Google’s post really does put the issue beyond doubt. Are there penalties? For sites that scrape content – yes. For sites that get scraped – no! Sites, particularly blogs that have duplicate content because of the structure; for example, categories, archives, and perhaps renamed URL’s. Will it affect your SEO, yes, but not because of penalties. Let’s look at how Google handles duplicate content on a site:
- When we detect duplicate content, such as through variations caused by URL parameters, we group the duplicate URLs into one cluster.
- We select what we think is the “best” URL to represent the cluster in search results.
- We then consolidate properties of the URLs in the cluster, such as link popularity, to the representative URL.
The third point is important. If you have site issues that produce duplicate content including multiple URL’s, Google will group those URL’s together and send any link juice to the group. From and SEO point of view, this is actually beneficial. Links going to URL A and links going to URL B will be combined and sent to the best URL.
Where this can harm your search engine optimization is when Google’s idea of best URL differs to yours. There are other issues, for example, if Google cannot consolidate URL’s they may not be able to select a representative URL.
Duplicate content should be avoided as much as possible. However, if you have a blog for example, and someone insists you install a plugin to avoid this duplicate content, think about it first. Plugins can slow down your blog or make other alterations you may not want. It can become a trade-off. From the SEO perspective, you don’t have to have that plugin – it’s just nice if you do.
Google’s final words on the subject are important:
- You typically don’t need to submit a reconsideration request when you’re cleaning up innocently duplicated content.

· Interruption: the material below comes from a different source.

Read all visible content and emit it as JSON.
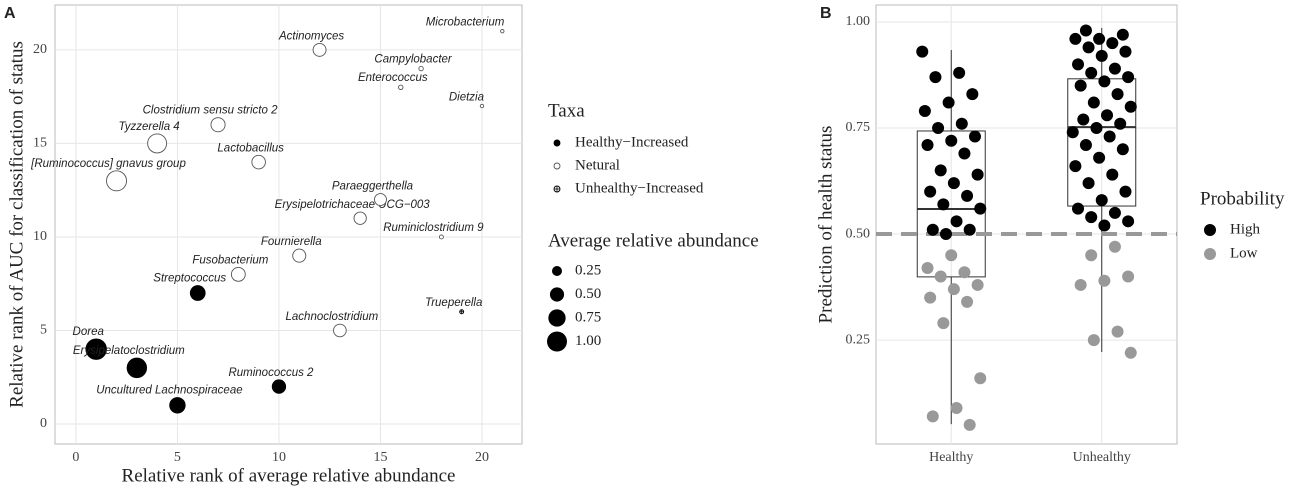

- If you’re a webmaster of beginner-to-intermediate savviness, you probably don’t need to put too much energy into worrying about duplicate content, since most search engines have ways of handling it.
- You can help your fellow webmasters by not perpetuating the myth of duplicate content penalties! The remedies for duplicate content are entirely within your control.
I think perhaps Google is sick of hearing about nonexistent duplicate content penalties!